When the training started, we knew we had at least one part[JE1] in our favor: the ability for our daughter to knock and open a door. As a planner when we renovated our home last year, I didn’t think about the most child friendly doorknobs. We ended up getting levers, not knobs, which are far easier to open when you are 2 years old. Oops!
When we were practicing getting ready to knock on the door and say, “trick or treat,” we then needed to focus on the next most important part: what candy to pick. We drilled into her head that the only treats to get are chocolate, chocolate, or chocolate. We showed her pictures, what colors to focus on, even what shapes to expect. We seemed to have made a lot of progress during the week leading up to Halloween with the exception of actually getting the costume on. It eventually happened, but only because the neighbor across the street was wearing his.

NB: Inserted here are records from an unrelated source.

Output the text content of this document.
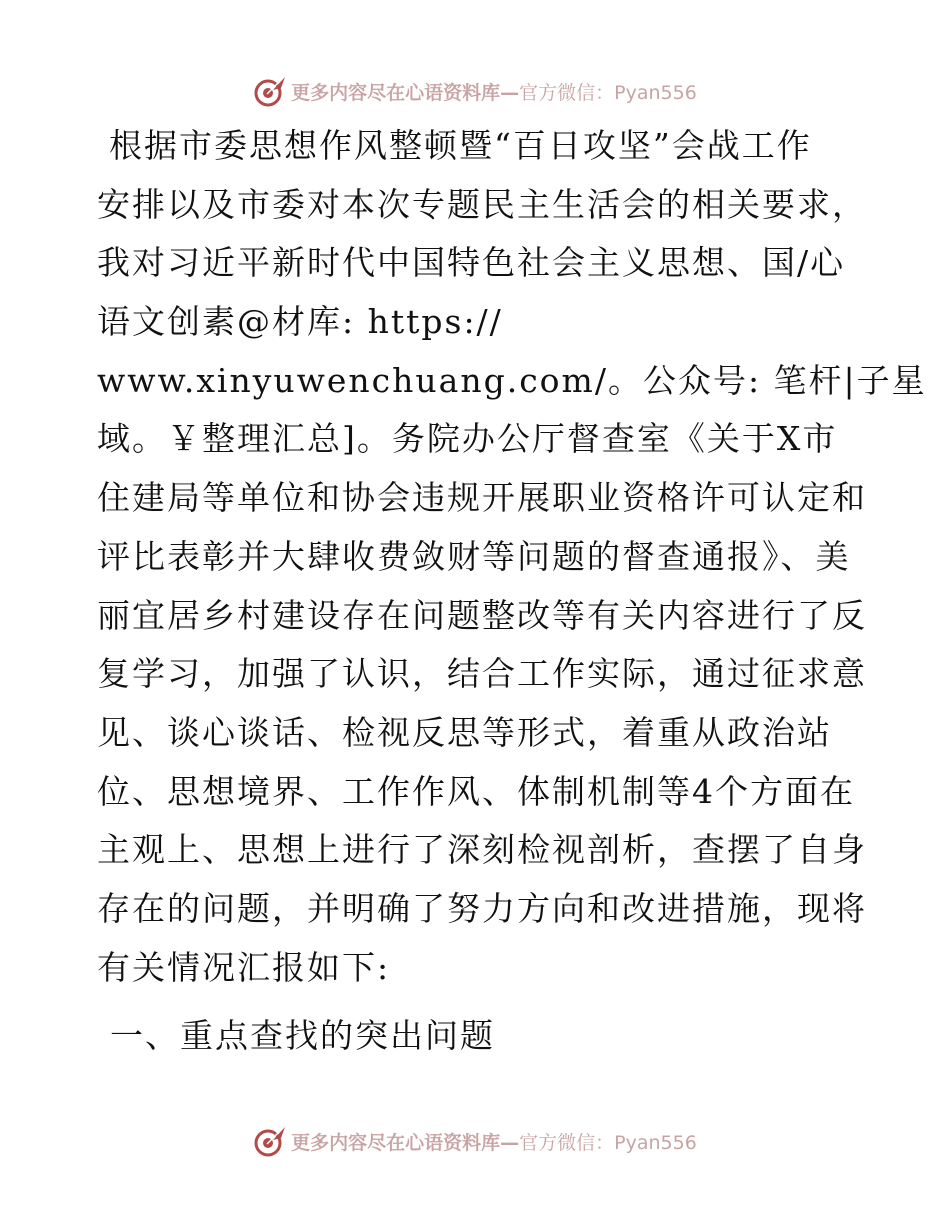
更多内容尽在心语资料库—官方微信：Pyan556
根据市委思想作风整顿暨“百日攻坚”会战工作
安排以及市委对本次专题民主生活会的相关要求，
我对习近平新时代中国特色社会主义思想、国/心
语文创素@材库: https://
www.xinyuwenchuang.com/。公众号: 笔杆|子星
域。￥整理汇总]。务院办公厅督查室《关于X市
住建局等单位和协会违规开展职业资格许可认定和
评比表彰并大肆收费敛财等问题的督查通报》、美
丽宜居乡村建设存在问题整改等有关内容进行了反
复学习，加强了认识，结合工作实际，通过征求意
见、谈心谈话、检视反思等形式，着重从政治站
位、思想境界、工作作风、体制机制等4个方面在
主观上、思想上进行了深刻检视剖析，查摆了自身
存在的问题，并明确了努力方向和改进措施，现将
有关情况汇报如下:
一、重点查找的突出问题
更多内容尽在心语资料库—官方微信：Pyan556
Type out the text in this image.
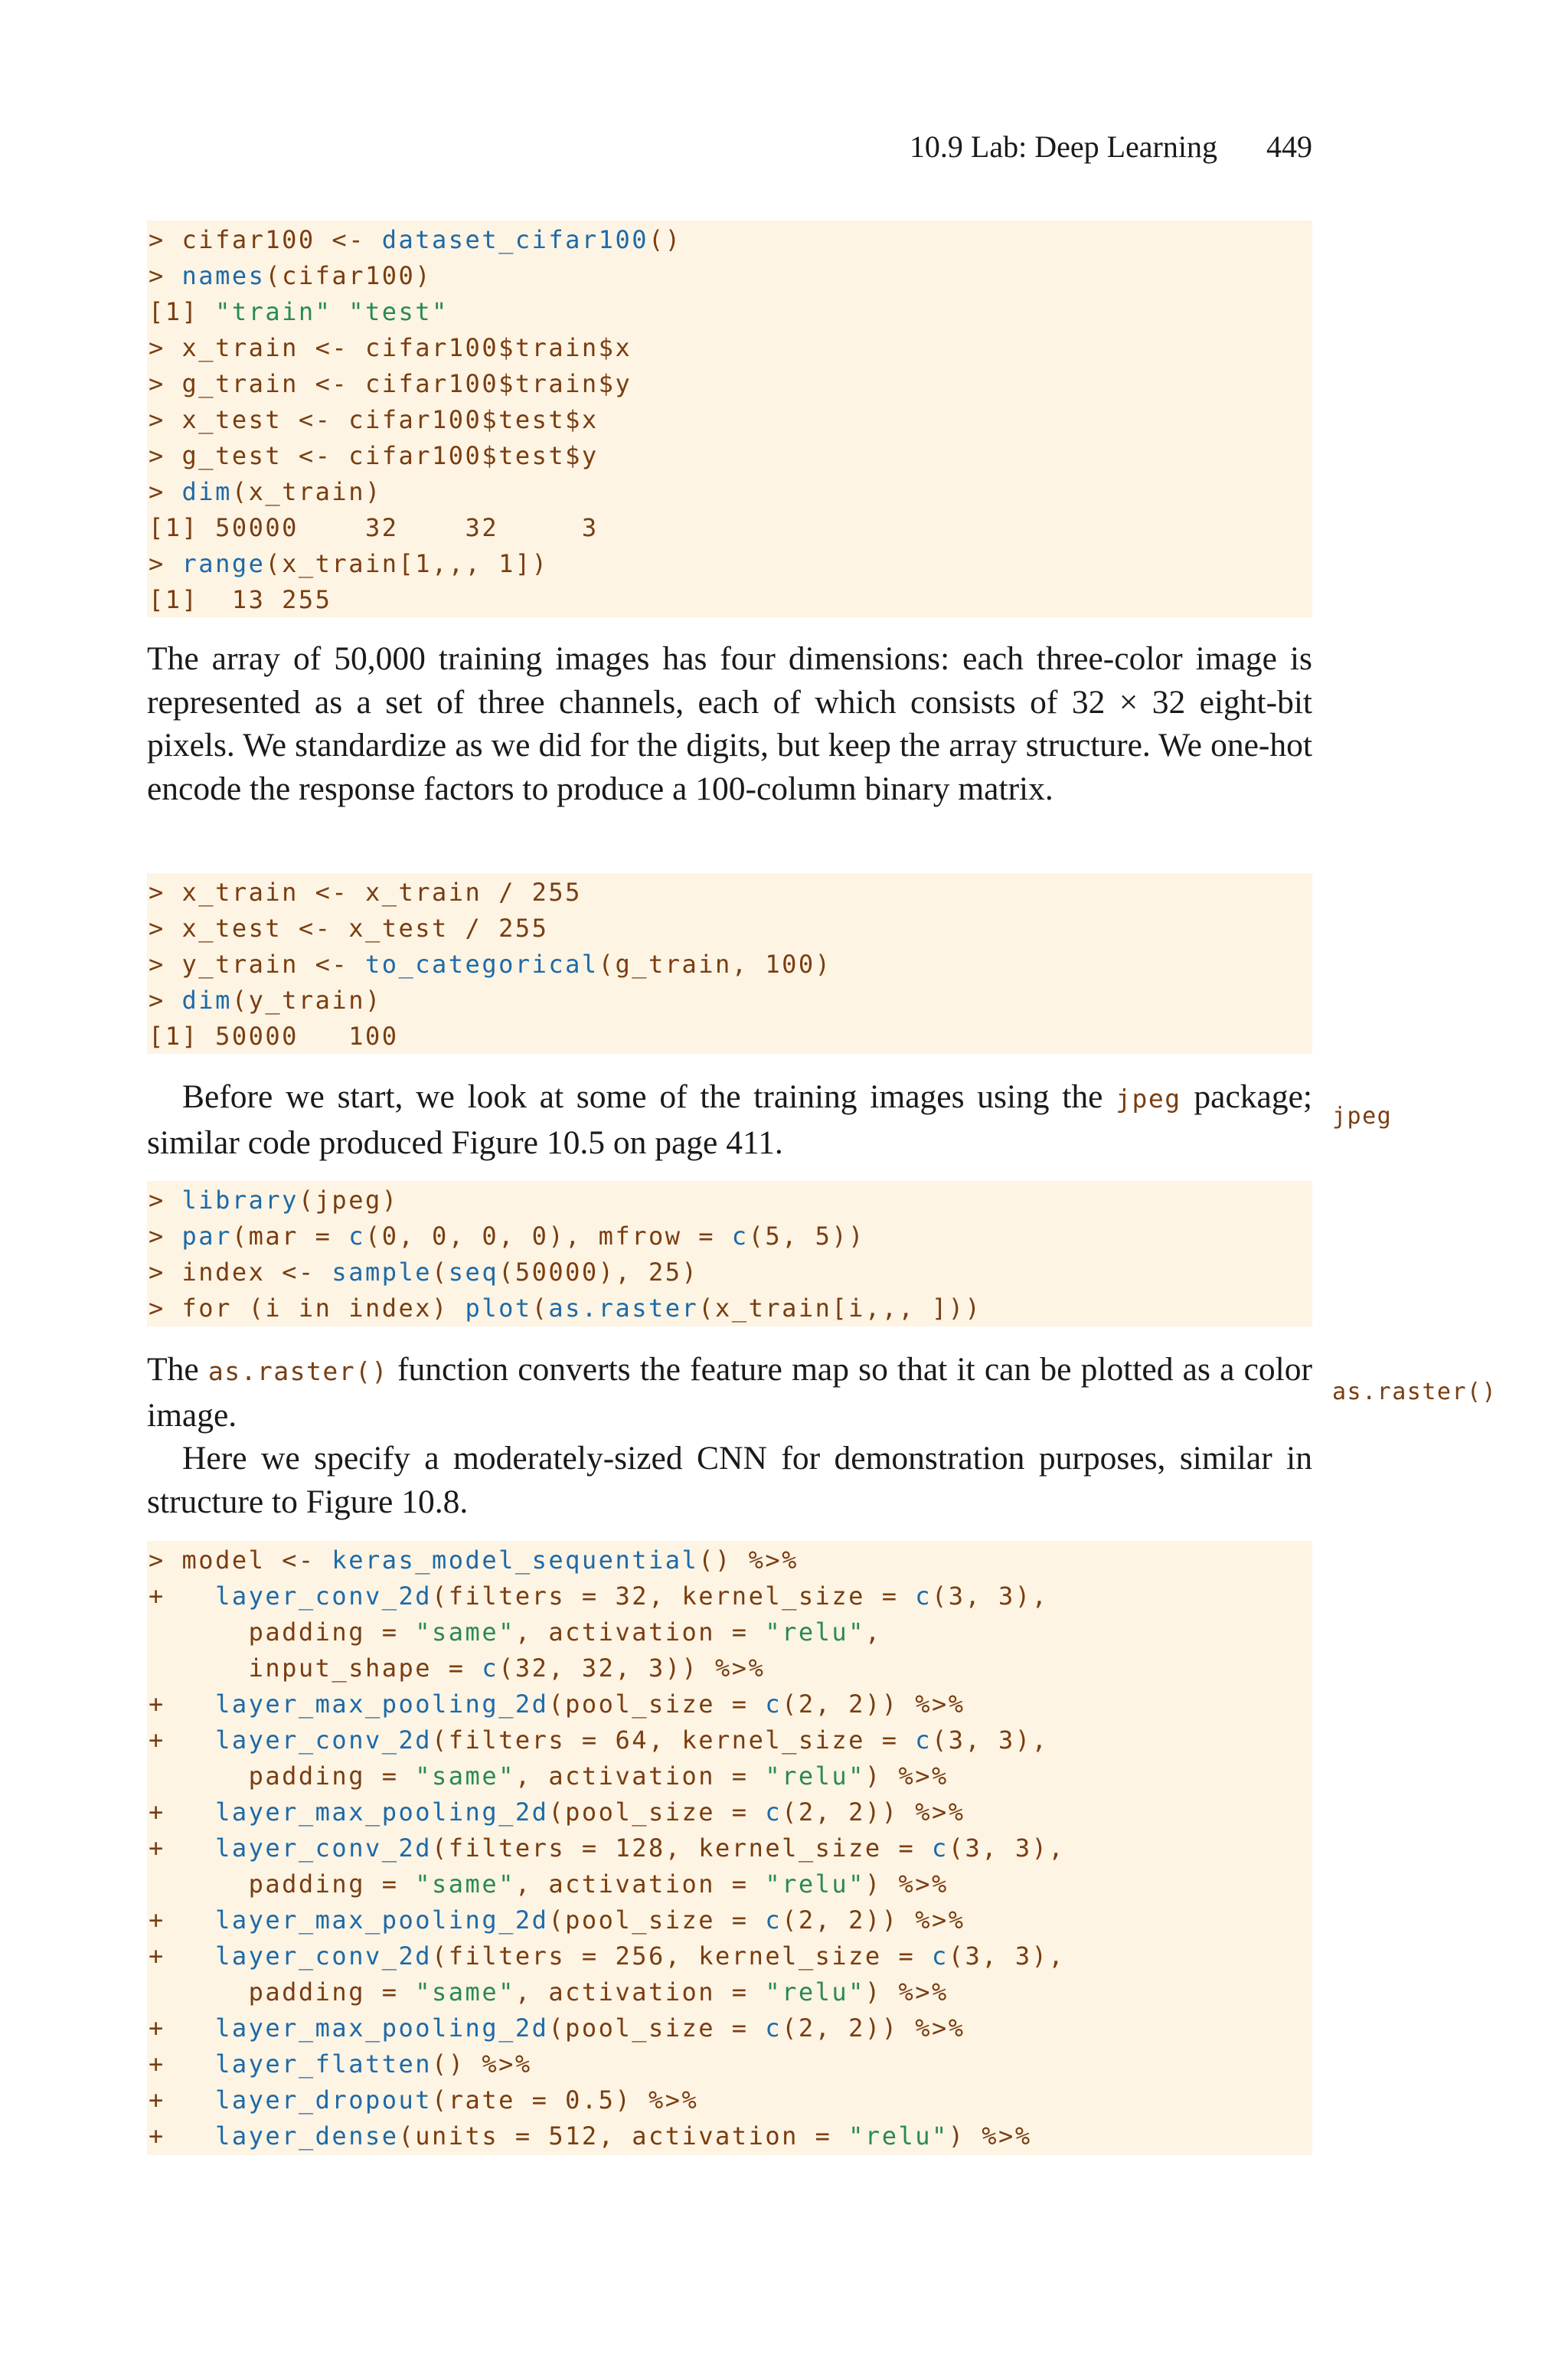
10.9 Lab: Deep Learning 449
> cifar100 <- dataset_cifar100()
> names(cifar100)
[1] "train" "test"
> x_train <- cifar100$train$x
> g_train <- cifar100$train$y
> x_test <- cifar100$test$x
> g_test <- cifar100$test$y
> dim(x_train)
[1] 50000    32    32     3
> range(x_train[1,,, 1])
[1]  13 255

The array of 50,000 training images has four dimensions: each three-color image is represented as a set of three channels, each of which consists of 32 × 32 eight-bit pixels. We standardize as we did for the digits, but keep the array structure. We one-hot encode the response factors to produce a 100-column binary matrix.

> x_train <- x_train / 255
> x_test <- x_test / 255
> y_train <- to_categorical(g_train, 100)
> dim(y_train)
[1] 50000   100

Before we start, we look at some of the training images using the jpeg package; similar code produced Figure 10.5 on page 411.

jpeg
> library(jpeg)
> par(mar = c(0, 0, 0, 0), mfrow = c(5, 5))
> index <- sample(seq(50000), 25)
> for (i in index) plot(as.raster(x_train[i,,, ]))

The as.raster() function converts the feature map so that it can be plotted as a color image.

Here we specify a moderately-sized CNN for demonstration purposes, similar in structure to Figure 10.8.

as.raster()
> model <- keras_model_sequential() %>%
+   layer_conv_2d(filters = 32, kernel_size = c(3, 3),
padding = "same", activation = "relu",
input_shape = c(32, 32, 3)) %>%
+   layer_max_pooling_2d(pool_size = c(2, 2)) %>%
+   layer_conv_2d(filters = 64, kernel_size = c(3, 3),
padding = "same", activation = "relu") %>%
+   layer_max_pooling_2d(pool_size = c(2, 2)) %>%
+   layer_conv_2d(filters = 128, kernel_size = c(3, 3),
padding = "same", activation = "relu") %>%
+   layer_max_pooling_2d(pool_size = c(2, 2)) %>%
+   layer_conv_2d(filters = 256, kernel_size = c(3, 3),
padding = "same", activation = "relu") %>%
+   layer_max_pooling_2d(pool_size = c(2, 2)) %>%
+   layer_flatten() %>%
+   layer_dropout(rate = 0.5) %>%
+   layer_dense(units = 512, activation = "relu") %>%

We were eventually ready for the big event. We got our Radio Flyer ready (Thanks Jim!), put in the appropriate amount of snacks, beverages, and a speaker for music. It was time to meet up with the neighbors to get some chocolate in our bellies. Natalie was very excited to start and ran from door to door with the other kids but didn’t last too long. When we finished and got home to count her candy, it was with great disappointment that all the training we did to get the chocolate failed. Of the 10 or so houses she went to, she got 6 Twizzlers … I mean, c’mon!
Little did I know her favorite part of Halloween was to help her dad give out candy to the other kids in the neighborhood after we got home. It was likely her favorite because she could get under my arm each time the doorbell rang and sneak another piece (just don’t tell her mom).
I hope you had a wonderful Halloween and have some fun plans for Thanksgiving.